一种基于智能手机的秀 丽隐杆线虫 草坪回避测定成像方法
Summary
本文介绍了一种简单、低成本的方法来记录 秀丽隐杆线虫的草坪回避行为,使用智能手机和发光二极管 (LED) 灯箱等现成的物品。我们还提供了一个 Python 脚本,将视频文件处理成更适合计数的格式。
Abstract
当暴露于有毒或致病细菌时,线虫秀 丽隐杆线 虫表现出习得的草坪回避行为,其中蠕虫逐渐离开其食物来源并宁愿留在细菌草坪之外。该测定是测试蠕虫感知外部或内部线索以正确应对有害条件的能力的简单方法。虽然检测方法简单,但计数非常耗时,尤其是对于多个样品,并且跨夜的检测持续时间对研究人员来说很不方便。可以长时间对许多板进行成像的成像系统很有用,但成本很高。在这里,我们描述了一种基于智能手机的成像方法来记录 秀丽隐杆线虫的草坪回避。该方法只需要一部智能手机和一个发光二极管(LED)灯箱作为透射光源。使用免费的延时相机应用程序,每部手机最多可以成像六个板,具有足够的清晰度和对比度来手动计数草坪外的蠕虫。生成的电影在每个小时时间点被处理成 10 秒的音频视频交错 (AVI) 文件,然后裁剪以显示每个单板,使其更适合计数。对于那些希望检查回避缺陷的人来说,这种方法是一种具有成本效益的方法,并且有可能扩展到其他 秀丽隐杆线虫 测定。
Introduction
在研究秀丽隐杆线虫的众多优点中,其简单的神经系统为研究遗传和细胞水平的变化如何影响网络功能和行为输出提供了机会。尽管神经元数量有限,秀丽隐杆线虫表现出广泛的复杂行为。其中之一是避免草坪,其中细菌线虫通过离开细菌草坪来响应有害食物来源。秀丽隐杆线虫避开致病细菌1,2,3 的草坪、产生毒素或掺有毒素的细菌草坪1,4,甚至是表达 RNAi 的细菌,其靶基因敲低对蠕虫的健康有害4,5。研究表明,蠕虫对外部线索做出反应,例如致病菌产生的代谢物1,6,或表明食物使它们生病的内部线索4,7。这些线索通过保守的信号通路处理,例如丝裂原活化蛋白激酶(MAPK)通路和转化生长因子β(TGFβ)通路,并且需要肠道和神经系统之间的通信4,6,7,8。
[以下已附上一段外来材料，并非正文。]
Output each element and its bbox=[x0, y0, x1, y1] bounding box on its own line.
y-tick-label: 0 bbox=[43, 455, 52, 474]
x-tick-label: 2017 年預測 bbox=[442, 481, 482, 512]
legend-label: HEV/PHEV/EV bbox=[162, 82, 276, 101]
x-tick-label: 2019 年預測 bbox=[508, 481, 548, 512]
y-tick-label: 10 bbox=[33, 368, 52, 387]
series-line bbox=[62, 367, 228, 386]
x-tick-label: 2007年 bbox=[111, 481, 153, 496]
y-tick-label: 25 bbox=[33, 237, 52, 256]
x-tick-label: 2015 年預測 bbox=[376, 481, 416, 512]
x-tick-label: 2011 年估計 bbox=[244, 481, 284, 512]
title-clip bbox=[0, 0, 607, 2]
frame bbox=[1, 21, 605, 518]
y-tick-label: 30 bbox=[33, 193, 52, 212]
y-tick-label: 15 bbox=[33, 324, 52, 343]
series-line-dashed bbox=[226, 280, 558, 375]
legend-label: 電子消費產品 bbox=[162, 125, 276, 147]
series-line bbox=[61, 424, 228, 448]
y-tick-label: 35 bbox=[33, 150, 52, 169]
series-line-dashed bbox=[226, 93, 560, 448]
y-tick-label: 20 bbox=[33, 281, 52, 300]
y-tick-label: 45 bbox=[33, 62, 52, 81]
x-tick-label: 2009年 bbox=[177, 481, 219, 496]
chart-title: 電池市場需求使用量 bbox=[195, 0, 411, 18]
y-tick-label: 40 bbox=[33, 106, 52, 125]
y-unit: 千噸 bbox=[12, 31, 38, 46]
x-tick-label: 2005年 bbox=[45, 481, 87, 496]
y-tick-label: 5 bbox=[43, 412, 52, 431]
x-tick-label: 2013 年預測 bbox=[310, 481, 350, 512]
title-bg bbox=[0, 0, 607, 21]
虽然测定很简单,但学习行为会在几个小时内发展,通常是在一夜之间。虽然有些突变体无法离开,在这种情况下,仅在一个时间点回避得分就足以证明缺陷,但许多突变体最终会离开,但出来的速度较慢。对于这些,需要每隔几个小时跟踪一次蠕虫的运动,这可能很难在一夜之间完成。计数本身也需要时间,在板之间产生滞后时间,从而限制了可以同时测试的板的数量。在整个测定过程中使用成像设置同时记录许多板将非常有用,但设置成本可能令人望而却步,具体取决于研究实验室的资金情况。
为了解决这个问题,我们设计了一种非常简单的方法,使用智能手机记录回避测定。每部手机可以录制多达六个检测板的延时视频。为了提供透射光,我们使用可以在线轻松购买的发光二极管(LED)灯箱。检测板放置在高架平台上,由空心矩形隧道支撑,聚焦入射光,产生对比。我们还提供了一个 Python 脚本,可将视频转换为音频视频交错 (AVI) 文件,显示每小时 10 秒的剪辑。然后将视频裁剪到单独的板上,并保存在单独的文件中,以用于手动计数。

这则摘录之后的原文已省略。